For libc versions supporting SHA512 encryption scheme (6):
"$6$" `isPrefixOf` salt ==> crypt key salt = cryptSHA512 key salt
a snippet from glibc documentation
glibc implementations of crypt support additional encryption algorithms.
If salt is a character string starting with the characters "$id$" followed by a string terminated by "$":
$id$salt$encrypted
then instead of using the DES machine, id identifies the encryption method used and this then determines how the rest of the password string is interpreted.

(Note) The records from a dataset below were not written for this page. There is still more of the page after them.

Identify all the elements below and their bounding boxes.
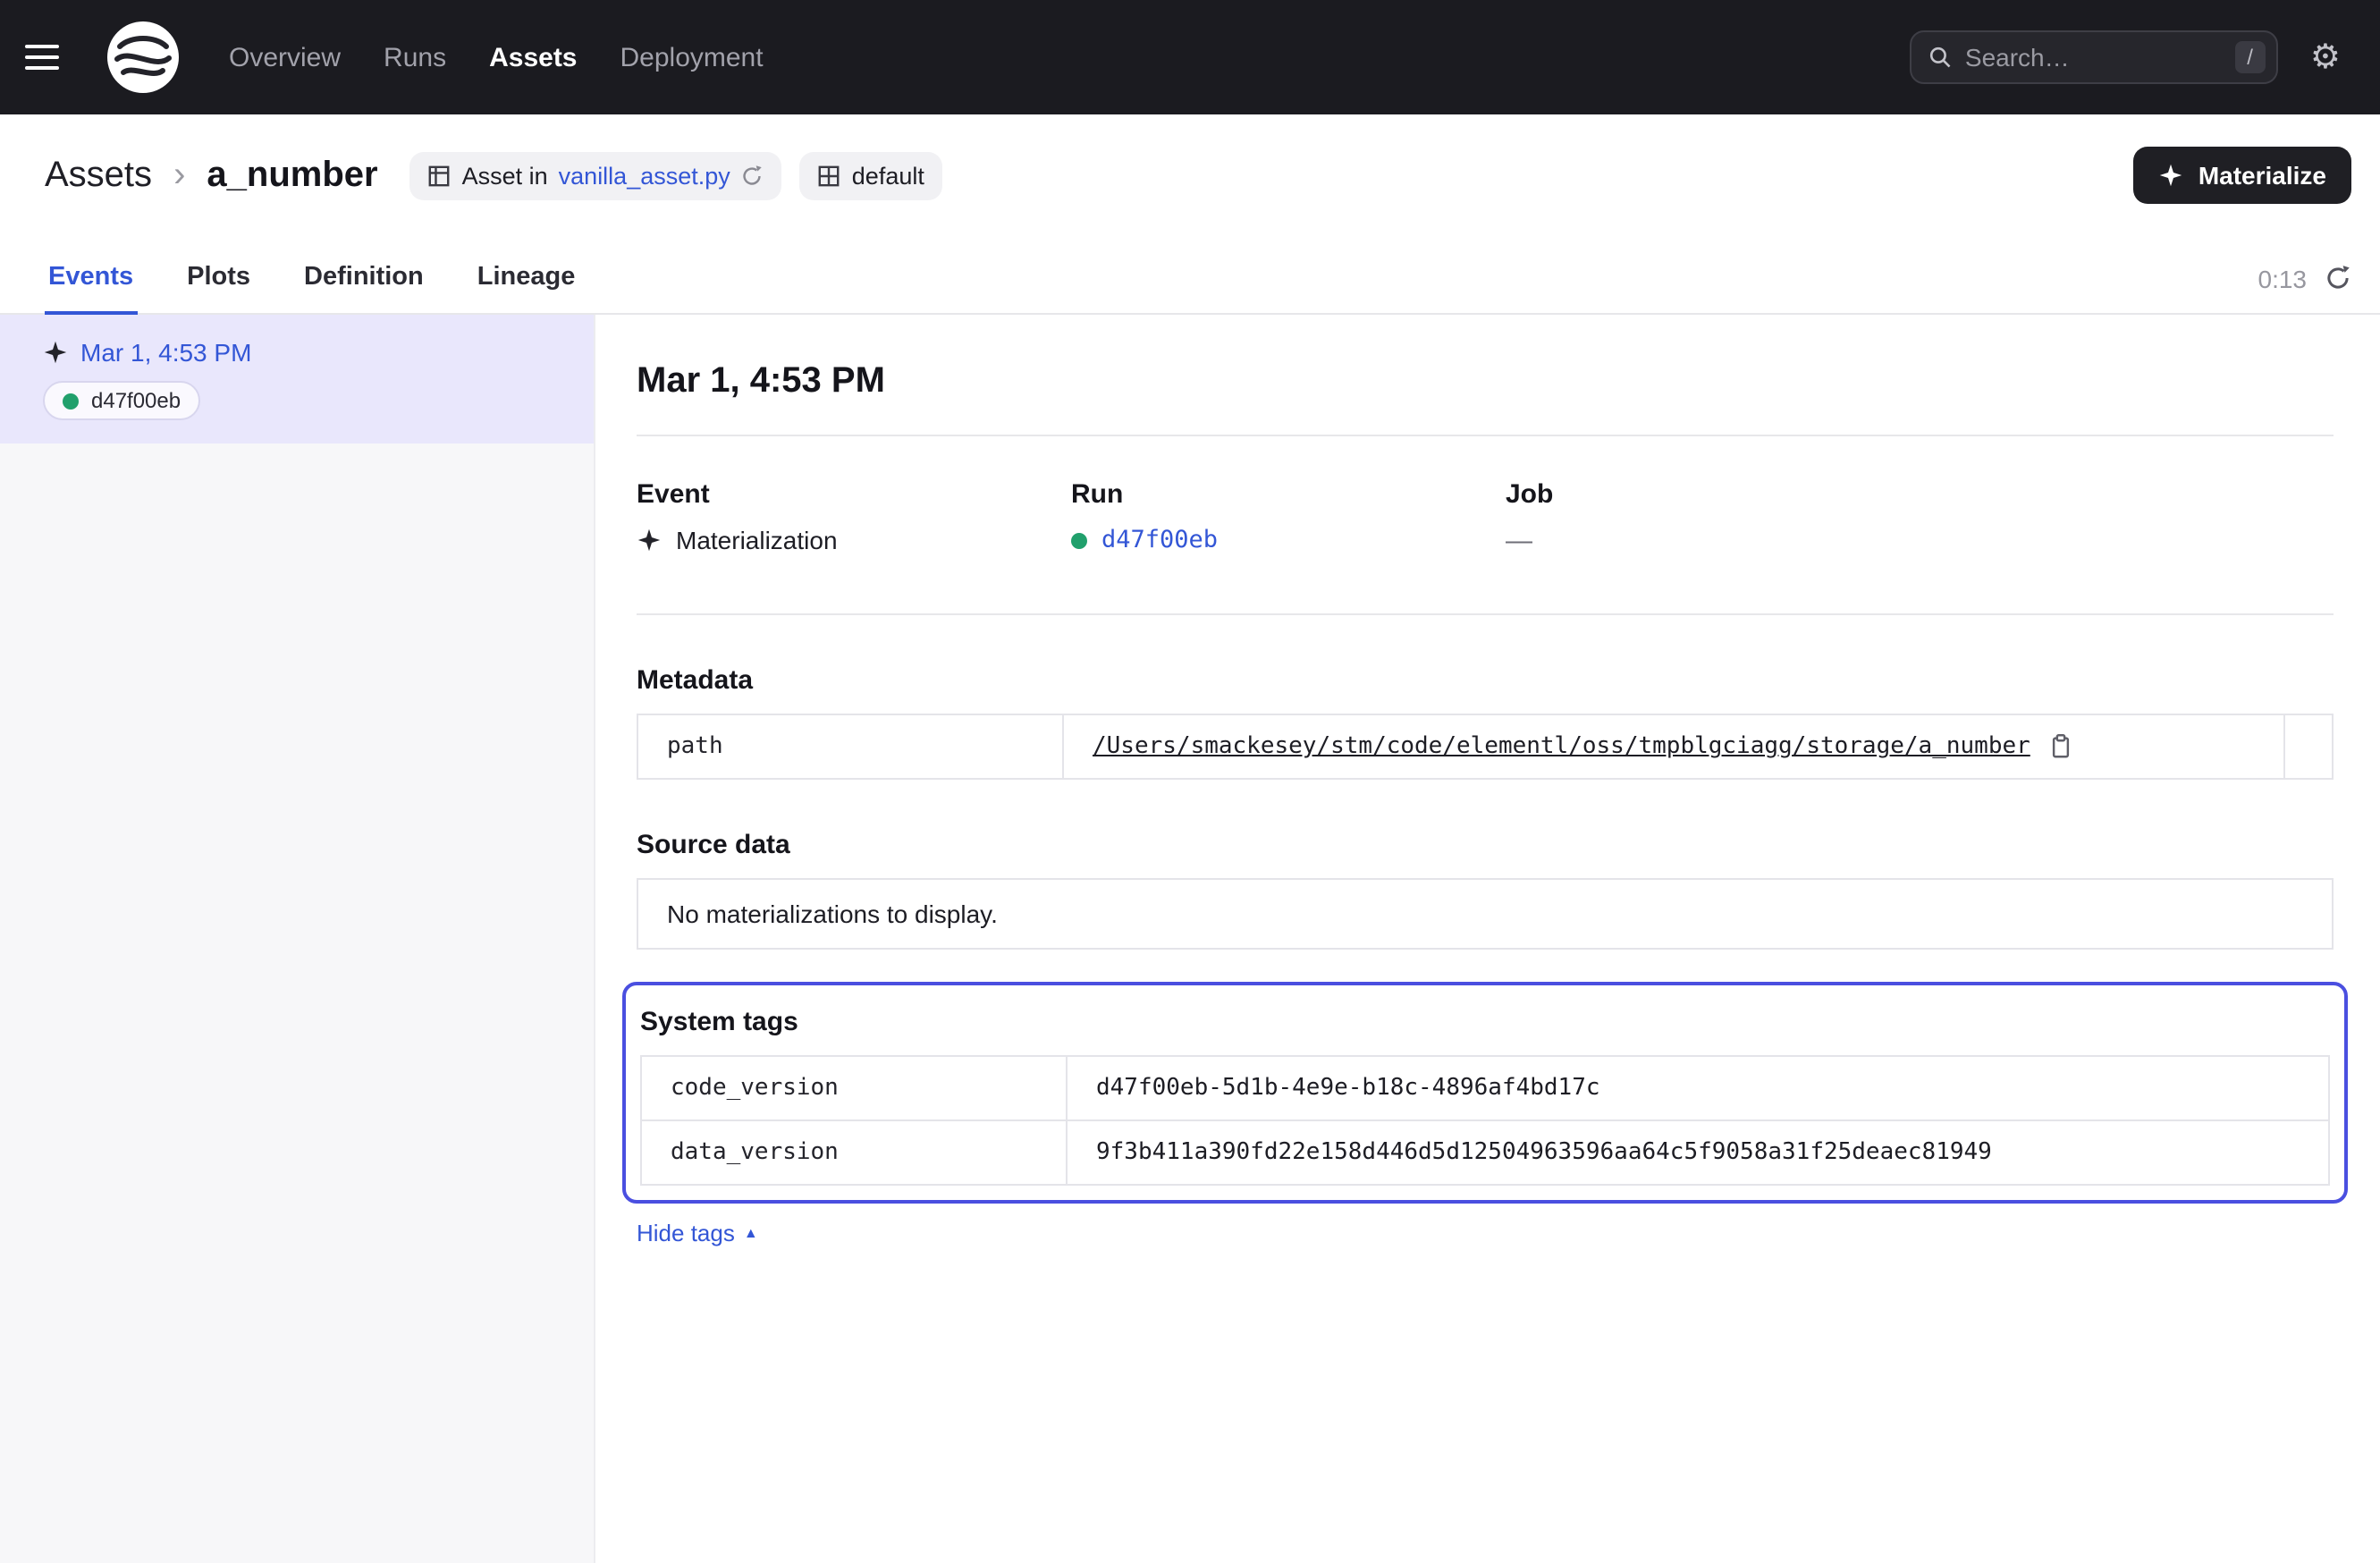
event-detail: Mar 1, 4:53 PM Event Materialization Run	[595, 315, 2380, 1563]
page-header: Assets › a_number Asset in vanilla_asset…	[0, 114, 2380, 243]
tag-value: d47f00eb-5d1b-4e9e-b18c-4896af4bd17c	[1068, 1057, 2328, 1119]
page-title: a_number	[207, 155, 377, 196]
menu-icon[interactable]	[25, 30, 79, 84]
tabs-row: Events Plots Definition Lineage 0:13	[0, 243, 2380, 315]
asset-chip-prefix: Asset in	[462, 162, 548, 189]
table-row: path /Users/smackesey/stm/code/elementl/…	[638, 715, 2332, 778]
hide-tags-link[interactable]: Hide tags ▲	[637, 1220, 758, 1246]
breadcrumb-separator: ›	[173, 155, 185, 196]
table-row: code_version d47f00eb-5d1b-4e9e-b18c-489…	[642, 1057, 2328, 1119]
tab-events[interactable]: Events	[45, 244, 137, 314]
asset-definition-chip: Asset in vanilla_asset.py	[410, 151, 782, 199]
refresh-countdown: 0:13	[2258, 264, 2308, 292]
materialize-label: Materialize	[2199, 161, 2326, 190]
metadata-table: path /Users/smackesey/stm/code/elementl/…	[637, 714, 2334, 780]
code-location-chip[interactable]: default	[800, 151, 942, 199]
top-nav: Overview Runs Assets Deployment	[211, 28, 781, 87]
event-column: Event Materialization	[637, 479, 1071, 556]
gear-icon[interactable]: ⚙	[2310, 40, 2341, 74]
header-chips: Asset in vanilla_asset.py default	[410, 151, 942, 199]
divider	[637, 613, 2334, 615]
caret-up-icon: ▲	[744, 1226, 758, 1240]
run-chip-label: d47f00eb	[91, 388, 181, 413]
event-list-item[interactable]: Mar 1, 4:53 PM d47f00eb	[0, 315, 594, 444]
events-sidebar: Mar 1, 4:53 PM d47f00eb	[0, 315, 595, 1563]
job-column-label: Job	[1506, 479, 1940, 510]
nav-item-deployment[interactable]: Deployment	[603, 28, 781, 87]
system-tags-highlight: System tags code_version d47f00eb-5d1b-4…	[622, 982, 2348, 1204]
materialization-sparkle-icon	[637, 528, 662, 553]
tag-value: 9f3b411a390fd22e158d446d5d12504963596aa6…	[1068, 1121, 2328, 1184]
table-row: data_version 9f3b411a390fd22e158d446d5d1…	[642, 1119, 2328, 1184]
sparkle-icon	[2159, 163, 2184, 188]
system-tags-heading: System tags	[640, 1007, 2330, 1037]
refresh-area: 0:13	[2258, 264, 2352, 292]
search-icon	[1928, 45, 1953, 70]
event-type-value: Materialization	[676, 526, 838, 554]
metadata-heading: Metadata	[637, 665, 2334, 696]
asset-file-link[interactable]: vanilla_asset.py	[559, 162, 730, 189]
job-empty-value: —	[1506, 526, 1532, 556]
metadata-actions-cell	[2283, 715, 2332, 778]
nav-item-overview[interactable]: Overview	[211, 28, 359, 87]
table-icon	[428, 164, 452, 187]
code-location-label: default	[852, 162, 924, 189]
event-summary-columns: Event Materialization Run d47f00eb	[637, 436, 2334, 613]
content: Mar 1, 4:53 PM d47f00eb Mar 1, 4:53 PM E…	[0, 315, 2380, 1563]
path-value-link[interactable]: /Users/smackesey/stm/code/elementl/oss/t…	[1093, 733, 2030, 760]
run-id-chip: d47f00eb	[43, 381, 200, 420]
system-tags-table: code_version d47f00eb-5d1b-4e9e-b18c-489…	[640, 1055, 2330, 1186]
tag-key: code_version	[642, 1057, 1068, 1119]
job-column: Job —	[1506, 479, 1940, 556]
copy-icon[interactable]	[2048, 733, 2075, 760]
materialize-button[interactable]: Materialize	[2134, 147, 2351, 204]
repo-grid-icon	[818, 164, 841, 187]
hide-tags-label: Hide tags	[637, 1220, 735, 1246]
tag-key: data_version	[642, 1121, 1068, 1184]
run-column-label: Run	[1071, 479, 1506, 510]
reload-icon[interactable]	[741, 164, 764, 187]
tab-lineage[interactable]: Lineage	[474, 244, 579, 314]
nav-item-runs[interactable]: Runs	[366, 28, 464, 87]
refresh-icon[interactable]	[2325, 265, 2351, 291]
metadata-key: path	[638, 715, 1064, 778]
app: Overview Runs Assets Deployment / ⚙ Asse…	[0, 0, 2380, 1563]
materialization-sparkle-icon	[43, 340, 68, 365]
search-shortcut-hint: /	[2234, 41, 2266, 73]
dagster-logo-icon[interactable]	[107, 21, 179, 93]
event-detail-title: Mar 1, 4:53 PM	[637, 361, 2334, 402]
tab-definition[interactable]: Definition	[300, 244, 427, 314]
search-input[interactable]	[1965, 43, 2234, 72]
source-data-empty-message: No materializations to display.	[637, 878, 2334, 950]
run-column: Run d47f00eb	[1071, 479, 1506, 556]
tab-plots[interactable]: Plots	[183, 244, 254, 314]
topbar: Overview Runs Assets Deployment / ⚙	[0, 0, 2380, 114]
event-column-label: Event	[637, 479, 1071, 510]
breadcrumb-assets-link[interactable]: Assets	[45, 155, 152, 196]
run-status-dot	[1071, 532, 1087, 548]
run-id-link[interactable]: d47f00eb	[1101, 526, 1218, 554]
breadcrumb: Assets › a_number	[45, 155, 378, 196]
source-data-heading: Source data	[637, 830, 2334, 860]
event-timestamp-link[interactable]: Mar 1, 4:53 PM	[80, 338, 251, 367]
search-box[interactable]: /	[1910, 30, 2278, 84]
nav-item-assets[interactable]: Assets	[471, 28, 595, 87]
run-status-dot	[63, 393, 79, 409]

The id value 6 corresponds to SHA-512 method (since glibc-2.17).
If the salt string starts with
rounds=<N>$
where N is an unsigned decimal number the numeric value of N is used to modify the algorithm used. For example:
$6$rounds=77777$salt$encrypted
Arguments
| :: Maybe Int | rounds |
| -> ByteString | key |
| -> ByteString | salt, will be base64 encoded |
| -> ByteString |
Split salt-input variant of cryptSHA512. Salt is encoded.
Arguments
| :: Maybe Int | rounds, clamped into |
| -> ByteString | key |
| -> ByteString | salt, first 16 characters used. |
| -> ByteString |
Raw input implementation of cryptSHA512.
Utilities
encode64 :: ByteString -> ByteString Source #
Custom base64 encoding used by crypt SHA512 scheme.
encode64List :: [Word8] -> ByteString Source #
Custom base64 encoding used by crypt SHA512 scheme. See encode64.